Lees eerst het document dat in de link hieronder staat, in ieder geval tot en met p. 15 plus p. 26 en p. 28 - 30. Hierin staat veel relevante achtergrondinformatie, gecombineerd met praktische tips. In het kader van ‘passend onderwijs’ is de kans de afgelopen jaren veel groter geworden dat jullie leerlingen met een taalontwikkelingsstoornis kunnen tegenkomen in je eigen lespraktijk.
Een deel van de rest van deze informatie komt later terug bij dit vak (als we gaan kijken naar pragmatiek en TOS) en dyslexie behandelen we later dit studiejaar bij het vak Spelling 2.

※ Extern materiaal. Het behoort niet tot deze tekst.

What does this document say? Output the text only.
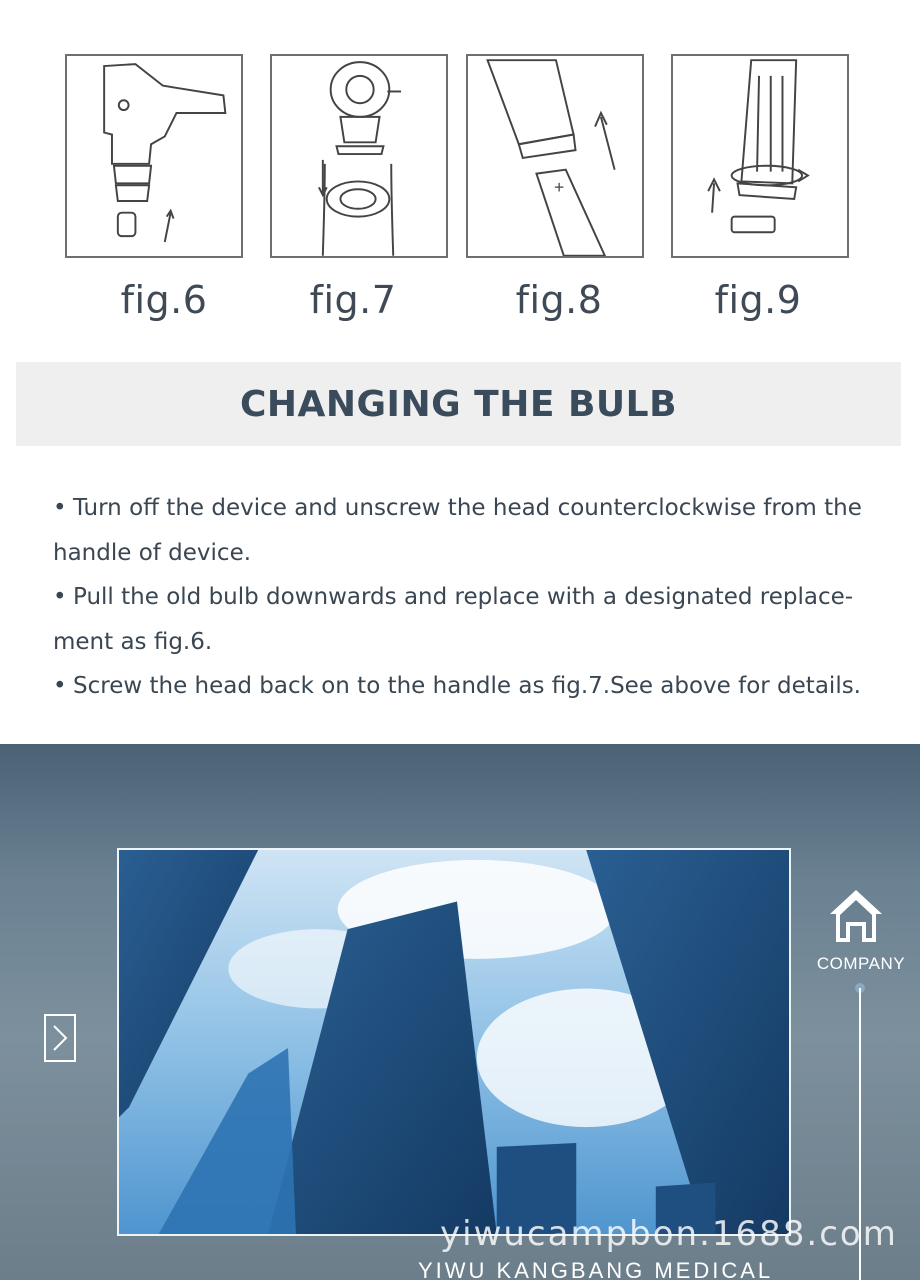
+
fig.6	fig.7	fig.8	fig.9
CHANGING THE BULB

• Turn off the device and unscrew the head counterclockwise from the handle of device.

• Pull the old bulb downwards and replace with a designated replace-ment as fig.6.

• Screw the head back on to the handle as fig.7.See above for details.

COMPANY
yiwucampbon.1688.com
YIWU KANGBANG MEDICAL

1a. Op p. 9 staan tips van collega’s. Welke eisen stelt de eerste tip aan jouw eigen vakdidactiek? Kun je dat kort toelichten? (NB: dat meespelen in de poppenhoek mag je overlaten aan de collega’s in het primair onderwijs …)
b. Er wordt ook als tip gegeven dat een leerling een handpop kan gebruiken om voor hem of haar te praten. Dat is wellicht voor jullie doelgroep wat te kinderachtig, maar waarom zou dit voor jongere kinderen goed kunnen werken?
2. In § 2.1 wordt gesproken over receptieve problemen in spraak. Op welke plek in het schema van § 2.5.5 in Taal en Taalwetenschap kun je deze problemen plaatsen en waarom denk je dat?
3. Lees de voorbeelden op p. 15 goed door. Welke van de tips in het kader herken je nog uit het filmpje van Ezra?
4. Op p. 26 staat als tip om de eerste letter(s) van het woord te zeggen bij woordvindingsproblemen. Waarom zou je hiermee een leerling kunnen helpen? Kun je het schema uit Taal en Taalwetenschap in je antwoord betrekken?
5. Lees ten slotte alle tips nog eens door op p. 28. Noem minstens drie tips die je zelf in de komende stage gemakkelijk uitvoerbaar lijken en licht je antwoord kort toe.